In the 50 years since he became Vermont's premiere gun dealer and gunsmith, Pidgeon, "the Gun Doctor", estimates he's repaired over 50,000 weapons locally. And up until the 1990s, he even conducted exotic hunting safaris to Mexico, South America and Canada. His biggest customer base come from Addison, Rutland and Chittenden counties in Vermont, but there are others who visit from as far away as New Mexico.
The Bridport native started his business in June 1959 as a means to supplement his income in dairy farming. His parents, French-Canadian farmers Theodore and Helen Pidgeon, were barely paying the bills during a depression in the dairy business-a situation not unlike today's.
"I simply had to earn more money on the side," Pidgeon said. "My friends, Cary Marshall, and his brother George Marshall who used to own the Marshall John Deere dealership (now Hendy Brothers), helped me get this business off the ground. I started out with custom reloading and repairing, primarily of hunting rifles and handguns; I branched out from there."
Pidgeon said his business started at a good time, just when Addison County lost its premiere gunsmith, J. Bushnell Smith of Weybridge.
"Smith died in a tragic house fire in 1958," he said, "so there was a real need for this type of business."
The gun shop first opened at what is now Misty Knoll Farm in New Haven. After struggling with the dairy operation, Pidegon finally auctioned off the family farm in 1986; in 1989 he built a new house with adjoining shop at the current Route 7 location.
Pidgeon has seen a lot of changes in the business since the 1950s. Since 1968, gun control laws have negatively affected the industry, however, ironically, more people than ever are buying guns and stockpiling ammunition-including a big increase in female gunownership and safety training.
"We didn't need a license until 1968, the year of the King and Kennedy murders," said Pidgeon, "and there was no background check until that time. If I knew the customer there was no problem-no forms, no federal paperwork to fill out."

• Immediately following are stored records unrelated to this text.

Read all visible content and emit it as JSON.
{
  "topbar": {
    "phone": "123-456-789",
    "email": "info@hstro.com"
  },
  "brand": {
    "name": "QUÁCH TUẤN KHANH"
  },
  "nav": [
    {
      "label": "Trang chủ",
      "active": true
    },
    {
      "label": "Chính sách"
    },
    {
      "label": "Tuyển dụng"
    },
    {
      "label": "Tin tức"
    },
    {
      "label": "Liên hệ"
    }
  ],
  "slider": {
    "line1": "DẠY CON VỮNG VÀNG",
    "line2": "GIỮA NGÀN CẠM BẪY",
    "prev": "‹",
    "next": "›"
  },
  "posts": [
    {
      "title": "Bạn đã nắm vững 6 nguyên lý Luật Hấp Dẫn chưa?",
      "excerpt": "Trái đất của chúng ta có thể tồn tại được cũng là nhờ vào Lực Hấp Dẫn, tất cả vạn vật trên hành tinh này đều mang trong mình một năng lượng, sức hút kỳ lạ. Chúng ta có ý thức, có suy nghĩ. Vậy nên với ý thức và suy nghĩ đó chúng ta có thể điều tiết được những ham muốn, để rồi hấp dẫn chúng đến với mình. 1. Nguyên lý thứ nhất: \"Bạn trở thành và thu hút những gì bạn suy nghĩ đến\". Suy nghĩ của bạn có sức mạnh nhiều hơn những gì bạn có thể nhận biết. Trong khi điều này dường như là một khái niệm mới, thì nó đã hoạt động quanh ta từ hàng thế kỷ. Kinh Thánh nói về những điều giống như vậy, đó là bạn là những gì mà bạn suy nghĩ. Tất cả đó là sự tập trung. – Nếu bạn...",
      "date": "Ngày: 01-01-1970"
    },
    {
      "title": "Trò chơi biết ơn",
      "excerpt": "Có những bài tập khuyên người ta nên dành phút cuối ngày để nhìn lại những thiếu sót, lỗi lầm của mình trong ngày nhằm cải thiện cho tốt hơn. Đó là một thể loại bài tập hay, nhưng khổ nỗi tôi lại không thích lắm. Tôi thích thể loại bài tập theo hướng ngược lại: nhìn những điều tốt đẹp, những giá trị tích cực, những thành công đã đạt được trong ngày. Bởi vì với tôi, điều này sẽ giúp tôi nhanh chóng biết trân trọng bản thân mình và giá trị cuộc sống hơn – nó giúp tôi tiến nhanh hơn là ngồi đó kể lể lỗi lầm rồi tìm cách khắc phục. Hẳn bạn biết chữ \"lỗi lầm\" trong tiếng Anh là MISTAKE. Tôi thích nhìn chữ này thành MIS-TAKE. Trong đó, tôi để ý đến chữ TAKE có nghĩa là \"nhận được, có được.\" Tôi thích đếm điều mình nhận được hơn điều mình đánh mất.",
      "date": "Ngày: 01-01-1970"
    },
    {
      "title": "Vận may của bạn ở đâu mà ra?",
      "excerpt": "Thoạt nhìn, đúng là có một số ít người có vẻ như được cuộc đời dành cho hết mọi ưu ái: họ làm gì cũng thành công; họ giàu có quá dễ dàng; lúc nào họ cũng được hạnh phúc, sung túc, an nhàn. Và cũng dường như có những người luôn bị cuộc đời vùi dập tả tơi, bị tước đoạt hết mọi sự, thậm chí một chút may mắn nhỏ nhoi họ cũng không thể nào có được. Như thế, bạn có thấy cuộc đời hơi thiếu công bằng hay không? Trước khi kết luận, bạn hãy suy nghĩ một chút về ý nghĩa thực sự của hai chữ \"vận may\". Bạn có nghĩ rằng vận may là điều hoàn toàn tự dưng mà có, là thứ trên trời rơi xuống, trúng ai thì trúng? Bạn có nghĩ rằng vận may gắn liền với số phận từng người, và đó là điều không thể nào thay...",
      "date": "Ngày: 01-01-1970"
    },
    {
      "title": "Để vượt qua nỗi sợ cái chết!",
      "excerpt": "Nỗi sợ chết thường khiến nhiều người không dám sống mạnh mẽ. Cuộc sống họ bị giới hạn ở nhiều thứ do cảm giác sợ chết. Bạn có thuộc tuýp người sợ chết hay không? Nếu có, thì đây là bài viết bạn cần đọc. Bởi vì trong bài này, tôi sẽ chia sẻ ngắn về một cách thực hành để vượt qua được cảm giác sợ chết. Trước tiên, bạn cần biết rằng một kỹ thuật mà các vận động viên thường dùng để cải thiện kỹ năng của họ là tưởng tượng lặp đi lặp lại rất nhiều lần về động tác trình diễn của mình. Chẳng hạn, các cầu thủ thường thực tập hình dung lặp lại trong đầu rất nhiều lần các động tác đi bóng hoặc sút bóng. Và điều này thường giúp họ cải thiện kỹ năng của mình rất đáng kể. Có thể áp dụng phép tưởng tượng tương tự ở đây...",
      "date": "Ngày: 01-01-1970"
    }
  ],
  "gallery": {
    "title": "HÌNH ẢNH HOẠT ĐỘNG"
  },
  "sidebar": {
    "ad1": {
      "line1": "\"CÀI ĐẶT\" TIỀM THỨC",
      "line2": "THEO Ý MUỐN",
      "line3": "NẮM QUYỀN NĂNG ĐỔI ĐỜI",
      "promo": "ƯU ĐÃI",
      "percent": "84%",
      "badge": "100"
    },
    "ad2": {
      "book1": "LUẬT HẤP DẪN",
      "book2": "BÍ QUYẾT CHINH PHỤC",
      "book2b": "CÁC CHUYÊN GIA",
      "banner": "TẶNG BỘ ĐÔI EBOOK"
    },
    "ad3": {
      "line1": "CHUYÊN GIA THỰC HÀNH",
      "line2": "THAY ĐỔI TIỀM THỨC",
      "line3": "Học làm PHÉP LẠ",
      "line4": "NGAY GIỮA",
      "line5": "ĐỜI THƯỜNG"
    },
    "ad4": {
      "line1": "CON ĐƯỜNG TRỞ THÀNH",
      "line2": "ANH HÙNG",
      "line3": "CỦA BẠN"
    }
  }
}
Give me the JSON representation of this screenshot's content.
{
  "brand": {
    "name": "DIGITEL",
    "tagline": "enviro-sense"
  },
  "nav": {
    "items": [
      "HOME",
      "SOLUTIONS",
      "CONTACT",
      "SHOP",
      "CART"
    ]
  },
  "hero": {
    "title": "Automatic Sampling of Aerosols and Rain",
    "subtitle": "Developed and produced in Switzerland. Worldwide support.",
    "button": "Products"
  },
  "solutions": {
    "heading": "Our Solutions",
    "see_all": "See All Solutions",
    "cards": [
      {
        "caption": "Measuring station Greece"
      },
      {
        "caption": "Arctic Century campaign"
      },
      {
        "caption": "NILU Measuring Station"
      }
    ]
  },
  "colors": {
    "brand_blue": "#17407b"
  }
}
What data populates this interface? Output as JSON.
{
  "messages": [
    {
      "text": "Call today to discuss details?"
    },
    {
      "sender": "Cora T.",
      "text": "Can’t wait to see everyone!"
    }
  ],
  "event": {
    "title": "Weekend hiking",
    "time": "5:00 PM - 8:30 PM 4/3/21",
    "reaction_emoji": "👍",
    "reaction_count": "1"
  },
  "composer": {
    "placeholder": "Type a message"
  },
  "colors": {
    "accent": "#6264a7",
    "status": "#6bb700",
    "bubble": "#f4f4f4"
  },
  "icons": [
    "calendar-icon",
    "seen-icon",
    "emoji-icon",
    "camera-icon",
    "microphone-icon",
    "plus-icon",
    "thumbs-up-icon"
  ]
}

Ah, the good old days. Since 1968, lawmakers and special interest groups have tried to chip away at the U.S. Second Amendment with mixed results. In some respects, as Pidgeon sees it, gun control efforts have ended up with more citizens armed.
"I never got into the assault weapons end of it," Pidgeon said, "I'm not happy with the importation of these weapons; it has done nothing for the American worker."
Perhaps Pidgeon's luckiest business break came in the 1970s when he linked up with Montana wheat farmer, turned gun dealer, Joe DeSaye of J&G Sales fame.
Finding a loophole in Smith & Wesson's now defunct regional gun distribution plan, Pidgeon would buy S&W firearms for DeSaye to help build up what has since gone on to become the 500-pound gorilla of Internet gun dealers, J&G Sales.com. For a 15-year period, Pidgeon raked in $250,000 in annual sales with DeSaye "partnership" until S&W changed its ways during the mid 1980s.
Pidgeon's business has always focused on the hunter and gun hobbyist. But occasionally, he has benefited from pop cultural eruptions such as Hollywood movie fads. Starting in 1971, Clint Eastwood's "Dirty Harry" film series spurred a new generation to firearms-big caliber handguns. The fictional Dirty Harry .357 S&W Magnum became the thing to pack. But an increase in violent crime in the 1970s was also spurring customers to take action regarding their own defense-just as America's ubiquitous liberal judges, who seemed to relish making laws from the bench, appeared to be siding with criminals and not the victims.
"Today there's a lot of interest in collecting," Pidgeon said. "For example, pre-1964 Winchesters are very valuable. Also, speciality items and limited editions are popular. And in this economy, we're seeing more young people selling their heirloom guns for needed cash."
Pidgeon is all fired up about the future. While he sees some troubling trends in the business, he maintains a bouyant level of optimism. And while he's concerned about anti-gun groups-even in Vermont-he believes most Americans will understand the importance of the Second Amendment, written in 1791-the amendment protecting our right to keep and bear arms from infringement by the federal government.
A few years ago, Pidgeon started a website-www.pidgeonsgunshop.com-which now enjoys a brisk cyber trade with nearly 65,000 hits per month.
"I am amazed at how well known I am in this business," Pidgeon said. "Chris Hodgson of Hodgson Powder Company in Kansas recently called me to congratulate me on my 50th business anniversary. I guess I'm a rare breed." Pidgeon is indeed a rare breed-the average lifespan of typical gunshop is only two years.